My escape route detoured into exercise addiction for a long time. I couldn’t miss a day, especially if I had eaten three meals — MOST especially if I had eaten three meals. It was a glorified extension of my eating disorder, but allowed me to appear completely healthy and be a fully functional college student. But, truthfully, it was just another container in which I acted out my need to punish and escape myself. It made me feel like no matter what happened around me, I still had control over something — my body size.

After graduating from college, I found myself in an uncomfortable, yet familiar place. The unknown. There was no map showing me where to turn to next. There was no one telling me what to do or how to do it. The safety my exercise addiction provided in college no longer did the trick on its own. So, I soon discovered a more glamorous and socially acceptable way to escape myself. Booze.
Drinking did for me what anorexia did, but in a way, people didn’t question, at least not in the beginning.
Alcohol was like a magic elixir. It allowed me to numb my feelings, be effortlessly extroverted, and dodge boundaries. It dissolved my anxiety, or so I thought and transformed me into the party girl I always wanted to be. Drinking, to me, felt like jumping onto a big, fluffy cloud and floating far, far away from who I was. A place where the more I drank, the more exciting and exhilarating it became.

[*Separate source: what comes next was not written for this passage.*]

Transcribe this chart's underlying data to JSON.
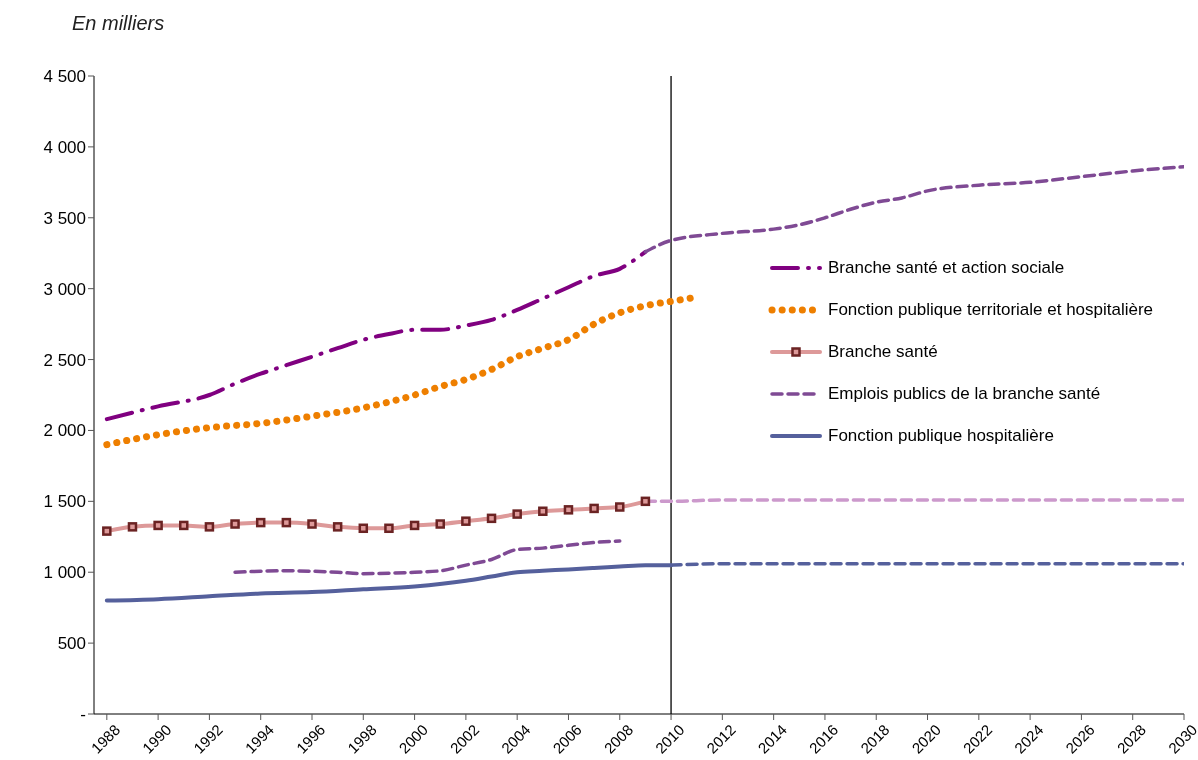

I used my own personal trifecta of restriction, over-exercise, and excessive drinking to escape myself over the next ten years. I won’t divulge the countless stories of drunkenness, distorted thinking, and self-medicating I used to ‘survive’ that decade. But, five years ago, my long history of disappearing acts officially came to a screeching halt.

It was a balmy summer night that I laid in bed, delirious, not having eaten or slept much over the previous few days. My sisters were at my sides, clasping both of my hands tightly. They recited the ‘Our Father’ aloud, as a means of bringing my aching soul comfort. I was afraid to close my eyes. I thought it was the end. Even though I wanted the pain to stop, I didn’t want to die. Tears rolled down my cheeks as the fear consumed me. ‘We’re right here, La. You’re okay,’ I heard one of them say, although I wasn’t sure I believed it. With enough medication in my system, I managed to drift off to sleep, not knowing what the next day would hold, or if there would be a next day.